I loved the rules where given, yet, the scope of a perfect solution seemed hard enough to avoid 100’s of me-to cpu burning simulating players, so right up to Sunday the server was responsive enough… and if you were prepared to wait an hour you could see how thing more or less improved if it was a big enough jump/fall on the ladder…

Look forward to Ghost in the Cell

1 Like

Nice challenge as always.
Writing the complete simulation was a big work compared to previous contests, but made the difference.
with a functionnal simu, a simple eval, you can always finish top50, but it requires you have the good language.
The point is, all languages are not equals ; you should think about according ressources
200 ms for interpreted languages
100 ms for common “semi-compiled” language
10 ms for C / C++, …

for the challenge it self
Pros :

  • 8 days are still good (if you guys want to go further with your code, go in challenge)
  • the rules were ok
  • easy to enter, hard to master ; anyone could easily access to the contest

Cons :

  • Random tee-shirt (even if I’d be happy to get one with my … 51th rank)
  • always the language disparity on such contest, especially with lots of collision ; I don’t think watching 70% IA with C++ in top20 is a good add for newcomers.
6 Likes

I’ll suck up my pride and toss my experience onto the pile, though it’s an outlier, and should be interpreted as a cautionary tale…

I started looking at the contest on the second day, and I misunderstood something fundamental.
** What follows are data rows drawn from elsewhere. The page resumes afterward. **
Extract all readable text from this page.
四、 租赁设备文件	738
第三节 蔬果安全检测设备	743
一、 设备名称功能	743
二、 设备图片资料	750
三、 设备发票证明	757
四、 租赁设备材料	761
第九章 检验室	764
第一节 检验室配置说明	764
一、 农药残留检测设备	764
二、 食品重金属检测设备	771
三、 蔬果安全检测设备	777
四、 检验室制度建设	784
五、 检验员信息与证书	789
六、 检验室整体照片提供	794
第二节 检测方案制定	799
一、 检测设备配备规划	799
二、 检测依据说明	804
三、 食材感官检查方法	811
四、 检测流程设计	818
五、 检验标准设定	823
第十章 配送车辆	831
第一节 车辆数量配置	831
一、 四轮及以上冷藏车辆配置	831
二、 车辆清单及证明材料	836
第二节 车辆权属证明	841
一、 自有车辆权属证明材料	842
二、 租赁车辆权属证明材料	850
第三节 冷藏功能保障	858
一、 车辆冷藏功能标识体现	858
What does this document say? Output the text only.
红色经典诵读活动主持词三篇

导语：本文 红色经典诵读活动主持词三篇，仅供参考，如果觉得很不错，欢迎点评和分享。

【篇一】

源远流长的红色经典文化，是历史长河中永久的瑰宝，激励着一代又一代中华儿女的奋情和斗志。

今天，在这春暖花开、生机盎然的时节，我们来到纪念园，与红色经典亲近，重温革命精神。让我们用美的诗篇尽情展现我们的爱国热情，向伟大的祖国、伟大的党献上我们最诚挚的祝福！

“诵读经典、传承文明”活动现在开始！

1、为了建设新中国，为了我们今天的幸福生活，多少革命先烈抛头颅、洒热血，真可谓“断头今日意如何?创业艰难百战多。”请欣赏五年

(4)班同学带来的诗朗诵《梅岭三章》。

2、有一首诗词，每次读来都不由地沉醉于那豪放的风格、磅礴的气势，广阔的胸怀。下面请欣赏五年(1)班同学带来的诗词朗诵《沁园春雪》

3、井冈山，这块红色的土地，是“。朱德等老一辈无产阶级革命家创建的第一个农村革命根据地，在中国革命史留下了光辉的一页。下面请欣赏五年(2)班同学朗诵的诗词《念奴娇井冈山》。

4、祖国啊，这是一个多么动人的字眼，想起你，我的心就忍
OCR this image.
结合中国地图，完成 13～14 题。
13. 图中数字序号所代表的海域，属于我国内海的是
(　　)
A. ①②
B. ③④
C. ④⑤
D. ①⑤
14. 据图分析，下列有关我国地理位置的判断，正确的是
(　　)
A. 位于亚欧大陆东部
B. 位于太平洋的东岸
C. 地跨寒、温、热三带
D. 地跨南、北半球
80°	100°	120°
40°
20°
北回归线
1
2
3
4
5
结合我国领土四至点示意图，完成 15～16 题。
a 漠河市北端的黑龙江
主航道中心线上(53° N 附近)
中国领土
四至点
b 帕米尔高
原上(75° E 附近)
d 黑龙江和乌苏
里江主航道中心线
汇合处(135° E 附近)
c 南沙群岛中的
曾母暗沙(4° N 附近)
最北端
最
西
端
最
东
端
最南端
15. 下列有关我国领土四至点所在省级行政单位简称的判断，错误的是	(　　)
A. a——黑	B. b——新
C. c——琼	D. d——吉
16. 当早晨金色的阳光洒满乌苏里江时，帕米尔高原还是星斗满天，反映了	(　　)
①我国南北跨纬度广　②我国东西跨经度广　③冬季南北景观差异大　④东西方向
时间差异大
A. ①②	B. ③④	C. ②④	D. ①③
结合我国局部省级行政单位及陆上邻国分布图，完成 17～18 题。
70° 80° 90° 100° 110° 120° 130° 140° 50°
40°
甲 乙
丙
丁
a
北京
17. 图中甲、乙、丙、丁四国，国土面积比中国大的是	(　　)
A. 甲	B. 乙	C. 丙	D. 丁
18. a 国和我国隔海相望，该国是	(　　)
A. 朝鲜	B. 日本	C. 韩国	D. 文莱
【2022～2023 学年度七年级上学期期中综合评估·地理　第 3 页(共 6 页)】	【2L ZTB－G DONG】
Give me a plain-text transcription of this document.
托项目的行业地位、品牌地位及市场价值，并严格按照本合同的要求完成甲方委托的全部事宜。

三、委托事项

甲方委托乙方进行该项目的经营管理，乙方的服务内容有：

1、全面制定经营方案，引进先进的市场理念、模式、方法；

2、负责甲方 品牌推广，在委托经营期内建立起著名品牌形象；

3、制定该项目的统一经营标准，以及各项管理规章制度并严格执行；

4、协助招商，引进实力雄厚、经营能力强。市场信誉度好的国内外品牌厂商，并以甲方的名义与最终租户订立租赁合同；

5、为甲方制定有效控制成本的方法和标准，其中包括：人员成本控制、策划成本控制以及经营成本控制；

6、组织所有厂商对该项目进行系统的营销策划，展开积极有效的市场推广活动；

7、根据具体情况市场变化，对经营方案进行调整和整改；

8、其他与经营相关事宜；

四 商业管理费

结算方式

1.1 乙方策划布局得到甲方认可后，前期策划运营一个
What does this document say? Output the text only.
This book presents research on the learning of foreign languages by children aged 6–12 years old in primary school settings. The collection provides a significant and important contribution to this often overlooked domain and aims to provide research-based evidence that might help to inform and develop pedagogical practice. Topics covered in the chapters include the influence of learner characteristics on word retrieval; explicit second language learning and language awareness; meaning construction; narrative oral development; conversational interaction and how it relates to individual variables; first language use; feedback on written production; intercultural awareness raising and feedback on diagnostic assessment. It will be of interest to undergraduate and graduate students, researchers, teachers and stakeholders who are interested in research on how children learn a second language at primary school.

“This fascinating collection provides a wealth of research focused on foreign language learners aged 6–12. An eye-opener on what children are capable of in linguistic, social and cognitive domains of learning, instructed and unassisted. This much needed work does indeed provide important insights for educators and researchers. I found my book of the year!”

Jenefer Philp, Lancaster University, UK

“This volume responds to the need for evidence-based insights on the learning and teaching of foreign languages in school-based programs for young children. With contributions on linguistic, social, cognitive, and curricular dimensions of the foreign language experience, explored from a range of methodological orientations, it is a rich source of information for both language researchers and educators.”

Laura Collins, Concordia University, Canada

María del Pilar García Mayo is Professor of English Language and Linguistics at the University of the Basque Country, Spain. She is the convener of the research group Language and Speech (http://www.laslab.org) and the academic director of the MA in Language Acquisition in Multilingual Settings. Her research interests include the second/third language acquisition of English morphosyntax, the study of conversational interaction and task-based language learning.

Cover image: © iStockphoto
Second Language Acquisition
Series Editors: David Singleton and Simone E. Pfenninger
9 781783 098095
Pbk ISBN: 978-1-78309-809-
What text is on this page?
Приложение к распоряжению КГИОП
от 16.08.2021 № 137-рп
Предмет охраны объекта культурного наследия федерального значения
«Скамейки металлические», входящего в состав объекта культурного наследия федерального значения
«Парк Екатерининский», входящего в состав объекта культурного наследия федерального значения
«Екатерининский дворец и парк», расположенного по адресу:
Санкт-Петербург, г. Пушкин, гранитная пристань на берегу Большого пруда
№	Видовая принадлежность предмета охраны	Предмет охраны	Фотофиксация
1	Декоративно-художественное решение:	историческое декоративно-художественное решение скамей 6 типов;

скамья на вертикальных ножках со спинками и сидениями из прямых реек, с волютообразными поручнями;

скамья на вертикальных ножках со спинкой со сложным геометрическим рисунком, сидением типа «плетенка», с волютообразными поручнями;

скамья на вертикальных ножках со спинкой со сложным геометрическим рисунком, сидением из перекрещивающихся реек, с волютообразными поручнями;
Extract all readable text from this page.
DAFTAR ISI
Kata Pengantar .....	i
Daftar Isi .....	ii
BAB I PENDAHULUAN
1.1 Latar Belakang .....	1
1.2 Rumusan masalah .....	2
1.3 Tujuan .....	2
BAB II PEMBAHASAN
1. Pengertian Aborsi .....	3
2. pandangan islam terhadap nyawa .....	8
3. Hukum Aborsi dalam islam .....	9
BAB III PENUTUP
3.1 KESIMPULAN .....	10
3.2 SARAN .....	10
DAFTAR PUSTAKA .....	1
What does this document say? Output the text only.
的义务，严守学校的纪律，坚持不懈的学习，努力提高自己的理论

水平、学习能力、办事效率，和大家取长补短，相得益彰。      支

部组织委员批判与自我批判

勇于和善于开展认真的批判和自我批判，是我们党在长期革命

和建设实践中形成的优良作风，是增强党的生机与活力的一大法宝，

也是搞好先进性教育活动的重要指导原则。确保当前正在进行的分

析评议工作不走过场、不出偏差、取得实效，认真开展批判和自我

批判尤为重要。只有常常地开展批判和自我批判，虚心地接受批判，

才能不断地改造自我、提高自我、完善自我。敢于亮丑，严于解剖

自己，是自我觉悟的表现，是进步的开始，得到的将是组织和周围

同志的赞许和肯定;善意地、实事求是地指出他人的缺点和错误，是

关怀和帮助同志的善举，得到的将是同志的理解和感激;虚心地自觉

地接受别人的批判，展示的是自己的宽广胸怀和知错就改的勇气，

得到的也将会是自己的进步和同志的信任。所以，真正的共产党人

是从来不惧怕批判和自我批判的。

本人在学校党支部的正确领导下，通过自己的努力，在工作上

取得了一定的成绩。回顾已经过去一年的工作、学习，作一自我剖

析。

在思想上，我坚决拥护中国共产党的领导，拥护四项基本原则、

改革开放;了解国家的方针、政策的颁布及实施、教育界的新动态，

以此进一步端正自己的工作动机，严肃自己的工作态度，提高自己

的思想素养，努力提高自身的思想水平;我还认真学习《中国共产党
I saw the following:

  • Elastic collisions
  • Max velocity 10^6 (in the constraints)
  • A warning worded something along the lines of “if you go too fast, it can be difficult to control your wizard”
  • No mention of friction (that I remember) in Wood 2

I (wrongly) interpreted this to mean that wizards, snaffles, etc could be moving VERY fast, causing multiple collisions with walls and each other within a single turn. I started to try to write something that would intelligently handle multiple, iterative sub-turn collisions. After a couple of hours of just playing with it in a simulated environment, I gave up.

Here’s the CAUTIONARY part of the tale: I never tried to submit code. I never tested my assumptions about the physics. I ran off, half-cocked, and slammed myself hard into a wall. :slight_smile: The moral of the story: always start out any project (contest or otherwise) with a simple prototype that can be used to “test the waters”.

I later realized my mistake, and within the last 24 hours I was able to submit a serviceable AI that got to silver without using any spells. I never did get around to even reading the rules for the spells.

  • danBhentschel
4 Likes

Friction are in Wood 1, but not in Wood 2 ! :frowning:

Oh yeah. I meant to say Wood 2. Editing post. :slight_smile:

  • danBhentschel

Does anyone think it would help the competitions if the game instructions included fairly detailed pseudocode of the simulation engine? That way it might remove a lot of headache for people creating their simulators. Players can spend more time on solving the game, and less time trying to divine the rules and/or bugs of the simulation.